A migrant community’s 14-year fight to educate its youth
It’s still dark at 6:20 on a winter’s morning as parents drop their children off at Tongxin Experimental School’s green-painted gate en route to work.
As the school’s basketball court fills with the shouts of 200 students, planes from the nearby Beijing Capital International Airport fly low overhead, their drone loud enough to drown out the children’s laughter.
Tongxin is one of a number of “community schools” in China that try to offer an education to the children of its “floating” population, often in the face of overwhelming odds, and with a future as precarious as those of its pupils.
The last several decades have drawn 234 million people from China’s countryside to its cities. They have an estimated 103 million children, comprising 38 percent of all Chinese children, the National Bureau of Statistics reported in 2015. The majority are “left-behind” in the care of family members in their hometowns and villages, yet some 34.3 million accompany their parents to the city.
“The flow of migrant workers in China is a pendulum,” Professor Han Jialin of the Beijing Academy of Social Sciences told the Legal Daily in 2012. “When the city’s industry needs them, they use the system to draw them in. When we don’t need them, they squeeze them back out. In the planning process, of course, they will not consider their children’s studies.”
It is notoriously difficult for migrants or their children to receive public services in the city, like education and healthcare, without a local household registration (hukou). To register at a Beijing public school, parents must provide five to seven certificates, including a temporary residence permit, housing lease, immunization papers, and employment contract.
Ministry of Education numbers show that 2.25 million primary school-aged migrant children were outside the public school system in 2017. In Beijing alone, 31 percent of children under 15 do not have local hukou. Around 80,000 school-aged migrant children, or one in six, attend private schools which are more flexible; a further 25,000 do not attend any school, according to 2015 municipal data.
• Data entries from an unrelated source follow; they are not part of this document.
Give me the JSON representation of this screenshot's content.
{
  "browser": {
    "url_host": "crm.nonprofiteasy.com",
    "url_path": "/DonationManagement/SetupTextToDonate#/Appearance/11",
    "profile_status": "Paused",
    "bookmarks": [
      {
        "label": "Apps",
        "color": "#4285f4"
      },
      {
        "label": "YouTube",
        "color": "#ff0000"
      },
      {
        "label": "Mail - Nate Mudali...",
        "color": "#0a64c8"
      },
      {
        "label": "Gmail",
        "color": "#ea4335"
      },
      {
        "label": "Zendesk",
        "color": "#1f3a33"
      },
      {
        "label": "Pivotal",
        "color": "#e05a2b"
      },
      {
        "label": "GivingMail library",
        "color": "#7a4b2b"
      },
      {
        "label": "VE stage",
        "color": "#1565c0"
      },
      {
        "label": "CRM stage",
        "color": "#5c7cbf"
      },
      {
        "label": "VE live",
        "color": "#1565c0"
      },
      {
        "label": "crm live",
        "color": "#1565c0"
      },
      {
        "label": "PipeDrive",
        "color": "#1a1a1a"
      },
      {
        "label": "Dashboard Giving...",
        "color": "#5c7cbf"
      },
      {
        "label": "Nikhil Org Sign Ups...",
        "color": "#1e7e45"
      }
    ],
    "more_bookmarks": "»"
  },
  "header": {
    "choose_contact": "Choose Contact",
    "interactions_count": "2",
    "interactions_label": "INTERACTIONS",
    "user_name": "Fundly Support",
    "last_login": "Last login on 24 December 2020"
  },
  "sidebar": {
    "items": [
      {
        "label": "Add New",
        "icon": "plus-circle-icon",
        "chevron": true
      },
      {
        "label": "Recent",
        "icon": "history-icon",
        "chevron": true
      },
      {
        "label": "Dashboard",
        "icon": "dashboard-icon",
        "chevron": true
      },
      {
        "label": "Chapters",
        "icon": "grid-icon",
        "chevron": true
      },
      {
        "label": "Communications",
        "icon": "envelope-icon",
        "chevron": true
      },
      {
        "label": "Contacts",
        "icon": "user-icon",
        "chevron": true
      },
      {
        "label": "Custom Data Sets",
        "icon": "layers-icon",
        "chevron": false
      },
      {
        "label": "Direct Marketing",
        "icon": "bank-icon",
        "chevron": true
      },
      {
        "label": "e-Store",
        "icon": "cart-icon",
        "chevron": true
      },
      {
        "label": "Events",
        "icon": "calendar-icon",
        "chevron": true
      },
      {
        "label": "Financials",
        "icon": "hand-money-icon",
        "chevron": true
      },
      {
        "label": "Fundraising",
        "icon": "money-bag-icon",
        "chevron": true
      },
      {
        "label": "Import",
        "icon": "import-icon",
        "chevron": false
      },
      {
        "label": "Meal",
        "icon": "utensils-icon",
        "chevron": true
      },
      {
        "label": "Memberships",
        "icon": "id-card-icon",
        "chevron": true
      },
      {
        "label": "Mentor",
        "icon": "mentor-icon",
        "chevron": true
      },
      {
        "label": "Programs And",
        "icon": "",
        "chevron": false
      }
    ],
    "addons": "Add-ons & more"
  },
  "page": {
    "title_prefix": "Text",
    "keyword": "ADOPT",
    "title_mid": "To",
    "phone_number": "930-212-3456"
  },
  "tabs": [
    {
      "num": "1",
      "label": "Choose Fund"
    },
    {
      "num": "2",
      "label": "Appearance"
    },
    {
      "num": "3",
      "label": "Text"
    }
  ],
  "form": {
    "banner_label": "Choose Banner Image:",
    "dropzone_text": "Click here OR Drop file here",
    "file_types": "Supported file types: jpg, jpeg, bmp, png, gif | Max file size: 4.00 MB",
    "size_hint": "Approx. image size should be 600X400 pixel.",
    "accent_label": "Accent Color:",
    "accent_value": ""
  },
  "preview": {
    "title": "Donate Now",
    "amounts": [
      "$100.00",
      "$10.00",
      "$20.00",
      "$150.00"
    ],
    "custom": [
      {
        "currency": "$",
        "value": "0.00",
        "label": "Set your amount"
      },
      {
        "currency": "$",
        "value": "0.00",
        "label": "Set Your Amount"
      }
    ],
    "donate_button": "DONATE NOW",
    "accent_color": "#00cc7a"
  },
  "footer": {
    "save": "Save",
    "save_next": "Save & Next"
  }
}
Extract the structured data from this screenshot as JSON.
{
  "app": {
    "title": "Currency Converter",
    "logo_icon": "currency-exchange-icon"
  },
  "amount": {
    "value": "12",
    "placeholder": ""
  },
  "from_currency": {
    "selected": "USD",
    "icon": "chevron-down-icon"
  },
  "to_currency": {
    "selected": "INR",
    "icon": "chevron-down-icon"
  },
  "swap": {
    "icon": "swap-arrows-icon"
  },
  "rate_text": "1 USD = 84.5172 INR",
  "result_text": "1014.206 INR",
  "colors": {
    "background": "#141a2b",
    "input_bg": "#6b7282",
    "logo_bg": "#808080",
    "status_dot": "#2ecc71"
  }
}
Occupying the legal gray area in between are schools like Tongxin—run by community activists, often leasing land from village governments, but not officially licensed by municipal authorities. Tongxin is currently housed in Picun village, once a rural settlement of just 1,000 in the outskirts of Beijing’s Chaoyang district. Since the 1990s, rural migrants have been arriving in the village, drawn by the affordable rent, making Picun’s population swell to around 20,000.
Among them was Tongxin’s co-founder Wang Dezhi, who came from Inner Mongolia at age 18 to find work in a kitchen, before starting a musical group called the New Worker’s Art Troupe. Their 2005 hit “All Workers Under the Sky Are One Family” sold 100,000 copies, earning the group 75,000 RMB in royalties, and a unique opportunity to put their lyrics into action.
“Rather than split up the royalties, we thought we would use the money to solve a real problem in our community,” Wang told TWOC. “There were many people with children here. And although we didn’t even have girlfriends at the time, we thought we might have children one day, too.”
The sum was used to rent an abandoned factory. “There were wild grasses everywhere and a crude toilet. Everything was broken down,” said Tongxin’s current principal Shen Jinhua, who, as a senior at China Woman’s university, had joined a group of 100 volunteers to build the school from the foundations in the summer of 2005. “We laid a cement floor overnight.” Teams headed to a nearby pig farm, vegetable fields, and timber mill to recruit students from kindergarten to the sixth grade.
While male volunteers and workers laid the roof, female volunteers began teaching. The first winter, when the radiator froze, Wang sprayed it with a hose, explaining matter-of-factly to a visiting researcher, “If the ice doesn’t melt quickly, the heater will freeze, and the children will freeze.”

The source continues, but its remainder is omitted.